I do not yet know what Domenico has decided after my above-mentioned telegram. I am the only one, among everyone else, who would like him to come. I will write to Baron Bruck in Trieste whom I know well. He is a son of the person who was the Austrian Empire’s Minister of Finance, and who, I am told, committed suicide. I knew him very well, and it was in Vienna at the Ministry for Finance that I met the young Baron of Trieste.
I have not yet found Fr Tagliaferro’s receipt for 1,299.50 lire, which I paid in November, but perhaps I will find it.
Fr Francesco Pimazzoni who had recovered a little and went for walks (perhaps too often) in the garden, had a relapse; and now I don’t know what to say. It will be a great cross if I lose this dear member.
Poor Matteucci! He embarked on a journey between the Red Sea and the Atlantic which no one had ever done before, which put him on a par with Stanley etc., and he died in London, like Gessi Pashha in Suez, in the act of reaping his triumph. An ugly world. Porro unum est necessarium. The soul, and concerns for God’s glory and to save souls. Multa to the Cardinal, to Fr Vignola, Bacilieri, Ravignani, and Fr Luciano. I bless everyone.
+ Bishop Daniel
With this I am sending you the letters from Tagliaferro and Properzi. I would be very pleased to recover Pius IX’s ring from Brown.
[At the top of page 1]:
Oh! I would be most obliged to God if he caused me to recover Pius IX’s ring, which would certainly make me twenty thousand francs in Paris, or elsewhere.

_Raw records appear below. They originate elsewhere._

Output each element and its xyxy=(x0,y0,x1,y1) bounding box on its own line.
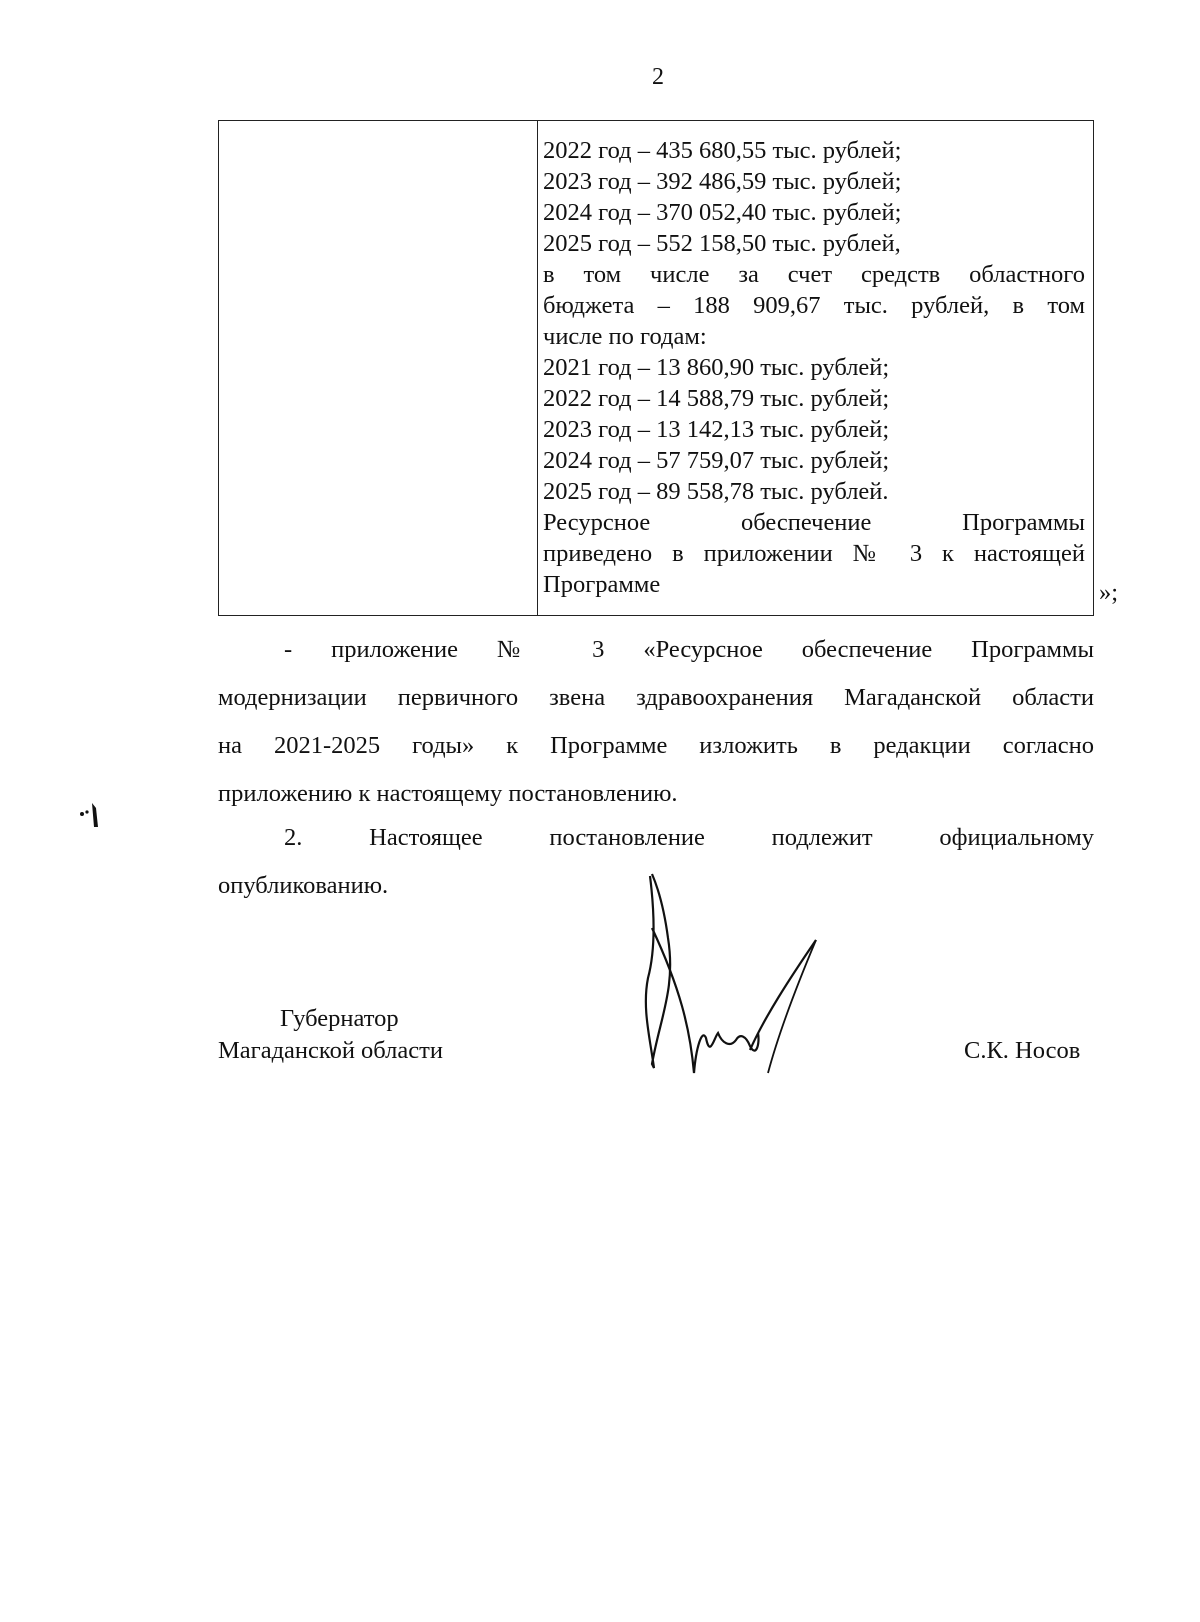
funding-line: 2025 год – 552 158,50 тыс. рублей, xyxy=(543,230,901,257)
handwritten-signature xyxy=(640,868,850,1108)
funding-line: Программе xyxy=(543,571,661,598)
funding-line: 2022 год – 435 680,55 тыс. рублей; xyxy=(543,137,902,164)
table-column-divider xyxy=(537,121,538,615)
funding-line: 2025 год – 89 558,78 тыс. рублей. xyxy=(543,478,889,505)
funding-text-line: бюджета – 188 909,67 тыс. рублей, в том xyxy=(543,292,1085,319)
funding-line: 2023 год – 13 142,13 тыс. рублей; xyxy=(543,416,890,443)
funding-line: 2022 год – 14 588,79 тыс. рублей; xyxy=(543,385,890,412)
funding-line: числе по годам: xyxy=(543,323,707,350)
amendment-paragraph xyxy=(218,626,1094,818)
funding-line: 2024 год – 57 759,07 тыс. рублей; xyxy=(543,447,890,474)
paragraph-line: опубликованию. xyxy=(218,872,389,899)
funding-line: 2023 год – 392 486,59 тыс. рублей; xyxy=(543,168,902,195)
paragraph-line: приложению к настоящему постановлению. xyxy=(218,780,678,807)
paragraph-line: 2. Настоящее постановление подлежит официальному xyxy=(284,824,1094,851)
paragraph-line: на 2021-2025 годы» к Программе изложить в редакции согласно xyxy=(218,732,1094,759)
table-right-cell xyxy=(543,135,1085,600)
funding-text-line: в том числе за счет средств областного xyxy=(543,261,1085,288)
paragraph-line: - приложение № 3 «Ресурсное обеспечение Программы xyxy=(284,636,1094,663)
closing-quote: »; xyxy=(1099,579,1119,606)
funding-line: 2021 год – 13 860,90 тыс. рублей; xyxy=(543,354,890,381)
scan-artifact-icon xyxy=(74,800,104,830)
funding-text-line: приведено в приложении № 3 к настоящей xyxy=(543,540,1085,567)
signer-region: Магаданской области xyxy=(218,1037,443,1064)
funding-text-line: Ресурсное обеспечение Программы xyxy=(543,509,1085,536)
resource-table xyxy=(218,120,1094,616)
signer-name: С.К. Носов xyxy=(964,1037,1081,1064)
paragraph-line: модернизации первичного звена здравоохранения Магаданской области xyxy=(218,684,1094,711)
funding-line: 2024 год – 370 052,40 тыс. рублей; xyxy=(543,199,902,226)
signer-position: Губернатор xyxy=(280,1005,399,1032)
page-number: 2 xyxy=(652,64,664,90)
signer-title xyxy=(218,1003,443,1067)
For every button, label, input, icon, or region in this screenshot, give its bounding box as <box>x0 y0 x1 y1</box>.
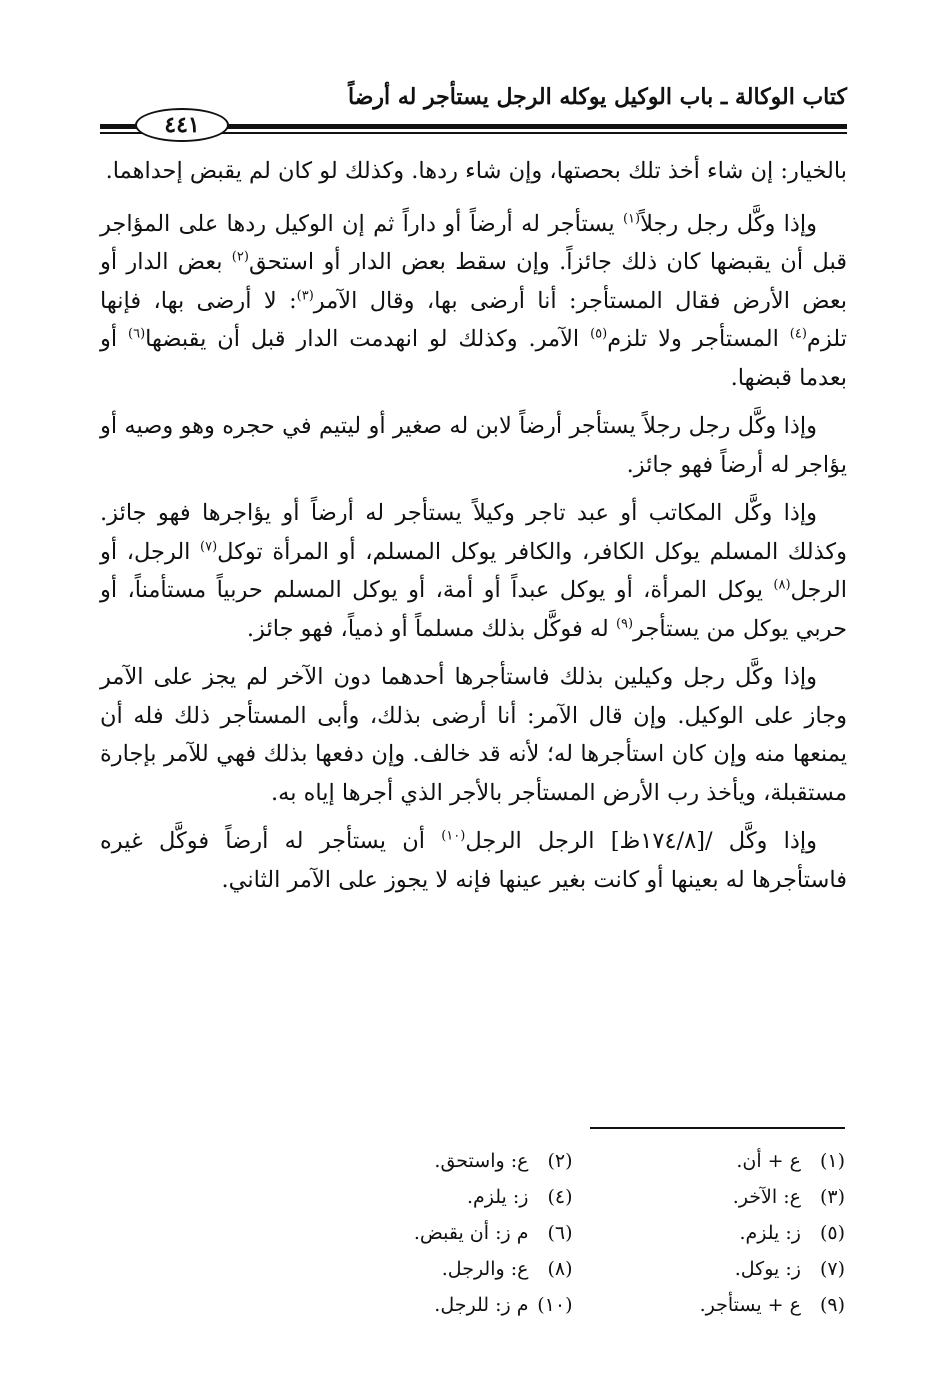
p6-text-a: وإذا وكَّل /[١٧٤/٨ظ] الرجل الرجل <box>465 828 817 854</box>
p2-text-g: أو بعدما قبضها. <box>100 326 847 391</box>
footnote-ref-5[interactable]: (٥) <box>590 326 608 342</box>
footnote-number: (٩) <box>819 1294 845 1316</box>
p4-text-a: وإذا وكَّل المكاتب أو عبد تاجر وكيلاً يستأجر له أرضاً أو يؤاجرها فهو جائز. وكذلك المسلم يوكل الكافر، والكافر يوكل المسلم، أو المرأة توكل <box>100 500 847 565</box>
footnote-number: (٢) <box>547 1150 573 1172</box>
p4-text-c: يوكل المرأة، أو يوكل عبداً أو أمة، أو يوكل المسلم حربياً مستأمناً، أو حربي يوكل من يستأجر <box>100 577 847 642</box>
footnote-6 <box>300 1222 573 1244</box>
p4-text-b: الرجل، أو الرجل <box>100 538 847 603</box>
footnote-row <box>300 1251 845 1287</box>
footnote-ref-8[interactable]: (٨) <box>773 577 791 593</box>
footnote-separator <box>590 1127 845 1129</box>
footnote-number: (٤) <box>547 1186 573 1208</box>
footnote-text: ز: يلزم. <box>739 1222 801 1244</box>
running-header-title: كتاب الوكالة ـ باب الوكيل يوكله الرجل يستأجر له أرضاً <box>348 84 847 110</box>
p2-text-a: وإذا وكَّل رجل رجلاً <box>640 210 817 237</box>
main-text <box>100 152 847 909</box>
p6-text-b: أن يستأجر له أرضاً فوكَّل غيره فاستأجرها له بعينها أو كانت بغير عينها فإنه لا يجوز على الآمر الثاني. <box>100 828 847 893</box>
footnote-number: (٣) <box>819 1186 845 1208</box>
p5-text: وإذا وكَّل رجل وكيلين بذلك فاستأجرها أحدهما دون الآخر لم يجز على الآمر وجاز على الوكيل. وإن قال الآمر: أنا أرضى بذلك، وأبى المستأجر ذلك فله أن يمنعها منه وإن كان استأجرها له؛ لأنه قد خالف. وإن دفعها بذلك فهي للآمر بإجارة مستقبلة، ويأخذ رب الأرض المستأجر بالأجر الذي أجرها إياه به. <box>100 664 847 806</box>
paragraph-5 <box>100 658 847 812</box>
footnote-number: (٥) <box>819 1222 845 1244</box>
footnote-9 <box>573 1294 846 1316</box>
footnote-ref-2[interactable]: (٢) <box>231 249 249 265</box>
footnote-number: (١) <box>819 1150 845 1172</box>
footnote-text: ز: يوكل. <box>734 1258 801 1280</box>
page-number-badge <box>135 108 229 142</box>
footnote-7 <box>573 1258 846 1280</box>
p2-text-f: الآمر. وكذلك لو انهدمت الدار قبل أن يقبضها <box>145 326 591 352</box>
footnote-ref-3[interactable]: (٣) <box>296 288 314 303</box>
p3-text: وإذا وكَّل رجل رجلاً يستأجر أرضاً لابن له صغير أو ليتيم في حجره وهو وصيه أو يؤاجر له أرضاً فهو جائز. <box>100 413 847 478</box>
paragraph-4 <box>100 494 847 648</box>
footnote-text: ع: الآخر. <box>732 1186 801 1208</box>
footnotes <box>300 1143 845 1323</box>
footnote-3 <box>573 1186 846 1208</box>
p2-text-b: يستأجر له أرضاً أو داراً ثم إن الوكيل ردها على المؤاجر قبل أن يقبضها كان ذلك جائزاً. وإن سقط بعض الدار أو استحق <box>100 210 847 275</box>
footnote-1 <box>573 1150 846 1172</box>
paragraph-2 <box>100 205 847 398</box>
footnote-ref-6[interactable]: (٦) <box>128 326 146 342</box>
p2-text-d: : لا أرضى بها، فإنها تلزم <box>100 287 847 352</box>
footnote-number: (١٠) <box>537 1294 573 1316</box>
footnote-2 <box>300 1150 573 1172</box>
footnote-number: (٦) <box>547 1222 573 1244</box>
footnote-text: ز: يلزم. <box>466 1186 529 1208</box>
footnote-text: ع: والرجل. <box>441 1258 529 1280</box>
footnote-text: م ز: أن يقبض. <box>413 1222 529 1244</box>
footnote-4 <box>300 1186 573 1208</box>
p2-text-c: بعض الدار أو بعض الأرض فقال المستأجر: أنا أرضى بها، وقال الآمر <box>100 249 847 314</box>
paragraph-6 <box>100 822 847 899</box>
footnote-ref-10[interactable]: (١٠) <box>441 828 466 844</box>
p2-text-e: المستأجر ولا تلزم <box>607 326 790 352</box>
paragraph-3 <box>100 407 847 484</box>
paragraph-1: بالخيار: إن شاء أخذ تلك بحصتها، وإن شاء ردها. وكذلك لو كان لم يقبض إحداهما. <box>105 158 847 184</box>
p4-text-d: له فوكَّل بذلك مسلماً أو ذمياً، فهو جائز. <box>246 615 616 642</box>
footnote-number: (٨) <box>547 1258 573 1280</box>
footnote-ref-1[interactable]: (١) <box>622 211 641 226</box>
footnote-text: ع + أن. <box>736 1150 801 1172</box>
page-number: ٤٤١ <box>164 112 200 138</box>
footnote-row <box>300 1287 845 1323</box>
footnote-text: ع: واستحق. <box>434 1150 529 1172</box>
footnote-row <box>300 1143 845 1179</box>
footnote-8 <box>300 1258 573 1280</box>
footnote-text: ع + يستأجر. <box>699 1294 801 1316</box>
footnote-5 <box>573 1222 846 1244</box>
footnote-ref-4[interactable]: (٤) <box>789 326 807 342</box>
footnote-ref-7[interactable]: (٧) <box>200 539 218 554</box>
footnote-ref-9[interactable]: (٩) <box>615 616 634 631</box>
footnote-row <box>300 1179 845 1215</box>
footnote-row <box>300 1215 845 1251</box>
footnote-10 <box>300 1294 573 1316</box>
footnote-number: (٧) <box>819 1258 845 1280</box>
footnote-text: م ز: للرجل. <box>434 1294 529 1316</box>
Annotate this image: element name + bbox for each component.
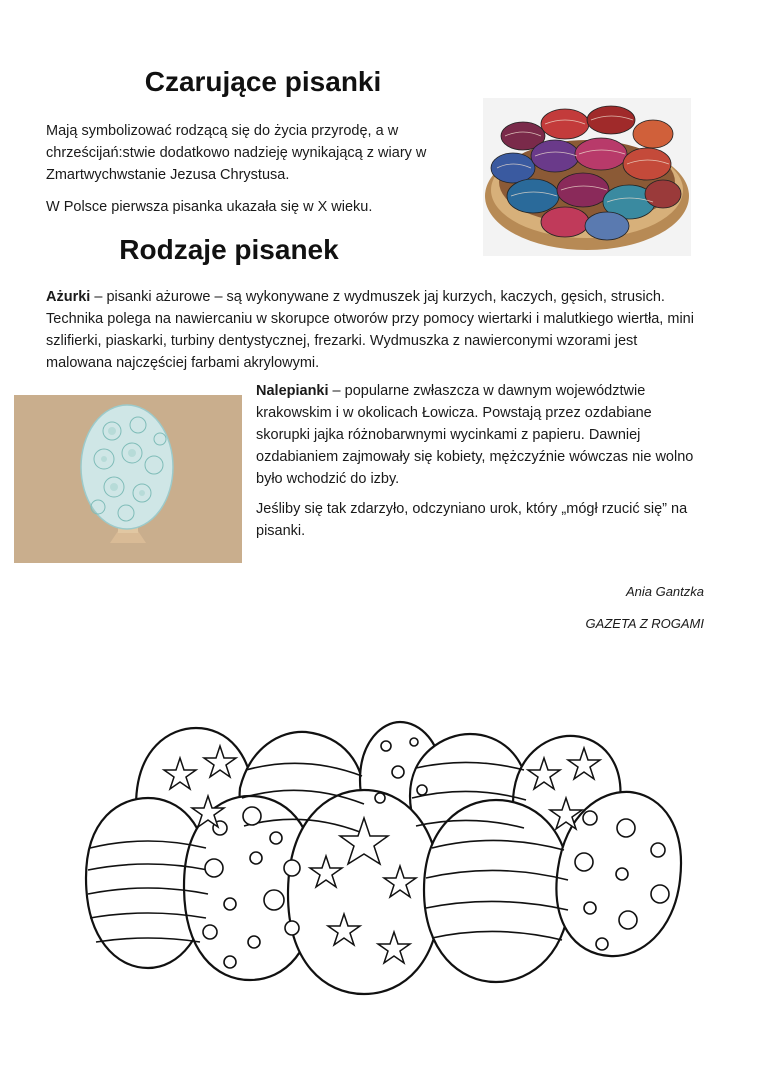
intro-paragraph-2: W Polsce pierwsza pisanka ukazała się w X wieku. <box>46 199 373 215</box>
nalepianki-term: Nalepianki <box>256 383 329 399</box>
azurki-text: – pisanki ażurowe – są wykonywane z wydmuszek jaj kurzych, kaczych, gęsich, strusich. Technika polega na nawiercaniu w skorupce otworów przy pomocy wiertarki i malutkiego wiertła, mini szlifierki, piaskarki, turbiny dentystycznej, frezarki. Wydmuszka z nawierconymi wzorami jest malowana najczęściej farbami akrylowymi. <box>46 289 694 371</box>
section-title-types: Rodzaje pisanek <box>119 234 339 265</box>
nalepianki-paragraph <box>256 380 708 490</box>
closing-paragraph: Jeśliby się tak zdarzyło, odczyniano urok, który „mógł rzucić się” na pisanki. <box>256 501 688 539</box>
azurki-term: Ażurki <box>46 289 91 305</box>
publication-name: GAZETA Z ROGAMI <box>585 616 704 631</box>
basket-of-eggs-photo <box>483 98 691 256</box>
easter-eggs-coloring-illustration <box>80 718 692 1018</box>
openwork-egg-photo <box>14 395 242 563</box>
author-signature: Ania Gantzka <box>625 584 704 599</box>
azurki-paragraph <box>46 286 706 374</box>
article-title: Czarujące pisanki <box>144 66 382 97</box>
nalepianki-text: – popularne zwłaszcza w dawnym województwie krakowskim i w okolicach Łowicza. Powstają przez ozdabiane skorupki jajka różnobarwnymi wycinkami z papieru. Dawniej ozdabianiem zajmowały się kobiety, mężczyźnie wówczas nie wolno było wchodzić do izby. <box>256 383 694 487</box>
intro-paragraph-1: Mają symbolizować rodzącą się do życia przyrodę, a w chrześcijań:stwie dodatkowo nadzieję wynikającą z wiary w Zmartwychwstanie Jezusa Chrystusa. <box>46 123 427 183</box>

Do your best, and have prayers said to St Joseph ad hoc.
[In the margin of pp. 1 and 3]:
All the Sisters here, especially Sister Vittoria, Sister M. Giuseppa, the Piedmontese, etc. are full of praise for little Elvira dell’Astori, whose origins no one knows, and Sr Vittoria and Sr Maria Gius. Scandola say that they would be very glad to have her with them when she has made her profession.